Which is, of course, hyperbole, misconstrued and misleading twiffle of the worst kind. Let's be clear about this, he's not got a computer virus.
What he's done is infect an Radio Frequency ID (RFID) chip with a computer virus. These tiny little chips are used all over the place, from tagging pets to tracking goods in shops, and they're very useful. You could, for example, keep one in your wallet and program the lights in your house to turn on when you enter a room. Doesn't have to be your wallet, of course, it could be your pocket, in the brim of your hat, hell, you could be really experimental and inject it under your skin if you wanted. It makes no difference.
And that's what this guy has done, and he's not the first: Professor Kevin Warwick (also of the University of Reading) did exactly that back in 1998. The difference here is that instead of a simple tracking program Dr Gasson has installed a virus on the chip, which like any virus can potentially spread to any computer that talks to it.

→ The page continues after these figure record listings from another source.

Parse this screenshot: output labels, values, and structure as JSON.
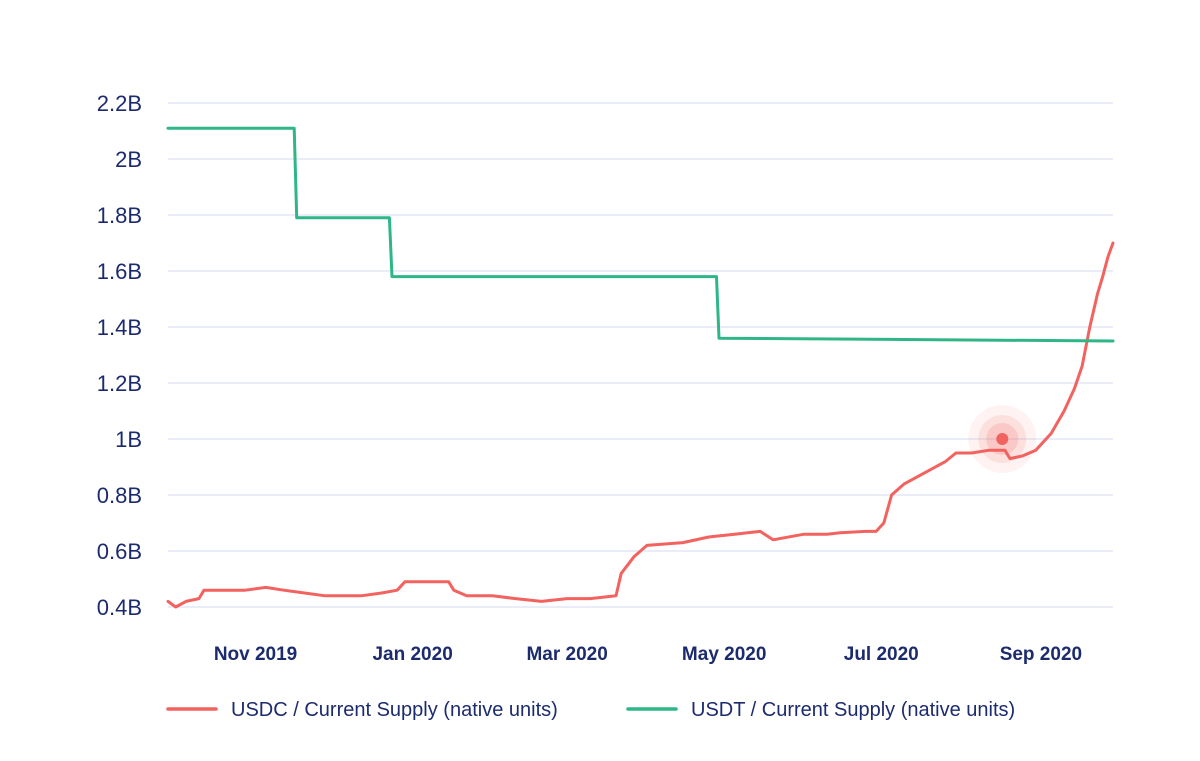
{
  "chart_data": {
    "type": "line",
    "x_axis": {
      "type": "date",
      "range": [
        "2019-09-28",
        "2020-09-29"
      ],
      "ticks": [
        {
          "date": "2019-11-01",
          "label": "Nov 2019"
        },
        {
          "date": "2020-01-01",
          "label": "Jan 2020"
        },
        {
          "date": "2020-03-01",
          "label": "Mar 2020"
        },
        {
          "date": "2020-05-01",
          "label": "May 2020"
        },
        {
          "date": "2020-07-01",
          "label": "Jul 2020"
        },
        {
          "date": "2020-09-01",
          "label": "Sep 2020"
        }
      ]
    },
    "y_axis": {
      "range": [
        0.4,
        2.2
      ],
      "unit": "B",
      "ticks": [
        {
          "value": 0.4,
          "label": "0.4B"
        },
        {
          "value": 0.6,
          "label": "0.6B"
        },
        {
          "value": 0.8,
          "label": "0.8B"
        },
        {
          "value": 1.0,
          "label": "1B"
        },
        {
          "value": 1.2,
          "label": "1.2B"
        },
        {
          "value": 1.4,
          "label": "1.4B"
        },
        {
          "value": 1.6,
          "label": "1.6B"
        },
        {
          "value": 1.8,
          "label": "1.8B"
        },
        {
          "value": 2.0,
          "label": "2B"
        },
        {
          "value": 2.2,
          "label": "2.2B"
        }
      ]
    },
    "grid": true,
    "legend_position": "bottom",
    "series": [
      {
        "name": "USDC / Current Supply (native units)",
        "color": "#f2625f",
        "points": [
          [
            "2019-09-28",
            0.42
          ],
          [
            "2019-10-01",
            0.4
          ],
          [
            "2019-10-05",
            0.42
          ],
          [
            "2019-10-10",
            0.43
          ],
          [
            "2019-10-12",
            0.46
          ],
          [
            "2019-10-20",
            0.46
          ],
          [
            "2019-10-28",
            0.46
          ],
          [
            "2019-11-05",
            0.47
          ],
          [
            "2019-11-12",
            0.46
          ],
          [
            "2019-11-20",
            0.45
          ],
          [
            "2019-11-28",
            0.44
          ],
          [
            "2019-12-05",
            0.44
          ],
          [
            "2019-12-12",
            0.44
          ],
          [
            "2019-12-20",
            0.45
          ],
          [
            "2019-12-26",
            0.46
          ],
          [
            "2019-12-29",
            0.49
          ],
          [
            "2020-01-15",
            0.49
          ],
          [
            "2020-01-17",
            0.46
          ],
          [
            "2020-01-22",
            0.44
          ],
          [
            "2020-02-01",
            0.44
          ],
          [
            "2020-02-10",
            0.43
          ],
          [
            "2020-02-20",
            0.42
          ],
          [
            "2020-03-01",
            0.43
          ],
          [
            "2020-03-10",
            0.43
          ],
          [
            "2020-03-20",
            0.44
          ],
          [
            "2020-03-22",
            0.52
          ],
          [
            "2020-03-27",
            0.58
          ],
          [
            "2020-04-01",
            0.62
          ],
          [
            "2020-04-15",
            0.63
          ],
          [
            "2020-04-25",
            0.65
          ],
          [
            "2020-05-05",
            0.66
          ],
          [
            "2020-05-15",
            0.67
          ],
          [
            "2020-05-20",
            0.64
          ],
          [
            "2020-06-01",
            0.66
          ],
          [
            "2020-06-10",
            0.66
          ],
          [
            "2020-06-15",
            0.665
          ],
          [
            "2020-06-25",
            0.67
          ],
          [
            "2020-06-29",
            0.67
          ],
          [
            "2020-07-02",
            0.7
          ],
          [
            "2020-07-05",
            0.8
          ],
          [
            "2020-07-10",
            0.84
          ],
          [
            "2020-07-20",
            0.89
          ],
          [
            "2020-07-26",
            0.92
          ],
          [
            "2020-07-30",
            0.95
          ],
          [
            "2020-08-05",
            0.95
          ],
          [
            "2020-08-12",
            0.96
          ],
          [
            "2020-08-18",
            0.96
          ],
          [
            "2020-08-20",
            0.93
          ],
          [
            "2020-08-25",
            0.94
          ],
          [
            "2020-08-30",
            0.96
          ],
          [
            "2020-09-05",
            1.02
          ],
          [
            "2020-09-10",
            1.1
          ],
          [
            "2020-09-14",
            1.18
          ],
          [
            "2020-09-17",
            1.26
          ],
          [
            "2020-09-20",
            1.4
          ],
          [
            "2020-09-23",
            1.52
          ],
          [
            "2020-09-25",
            1.58
          ],
          [
            "2020-09-27",
            1.65
          ],
          [
            "2020-09-29",
            1.7
          ]
        ]
      },
      {
        "name": "USDT / Current Supply (native units)",
        "color": "#2fb686",
        "step": true,
        "points": [
          [
            "2019-09-28",
            2.11
          ],
          [
            "2019-11-16",
            2.11
          ],
          [
            "2019-11-17",
            1.79
          ],
          [
            "2019-12-23",
            1.79
          ],
          [
            "2019-12-24",
            1.58
          ],
          [
            "2020-04-28",
            1.58
          ],
          [
            "2020-04-29",
            1.36
          ],
          [
            "2020-09-29",
            1.35
          ]
        ]
      }
    ],
    "annotations": [
      {
        "type": "highlight-dot",
        "series": "USDC / Current Supply (native units)",
        "date": "2020-08-17",
        "value": 1.0,
        "color": "#f2625f"
      }
    ]
  }
}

That's not new either, remote exploits like this have been known about for years. So what's the news? Well, I suppose it's a way to show your average computer user just how insecure many systems are, that it's possible to spread computer viruses by simply walking around with an RFID chip in your pocket (or arm), but the people who would benefit from this information are also the ones who will take one look at a screaming headline about a scientist getting a computer virus and add it to their "science is bad" list, probably somewhere in between cloning (clones are by definition evil versions of us) and the LHC (going to destroy the world).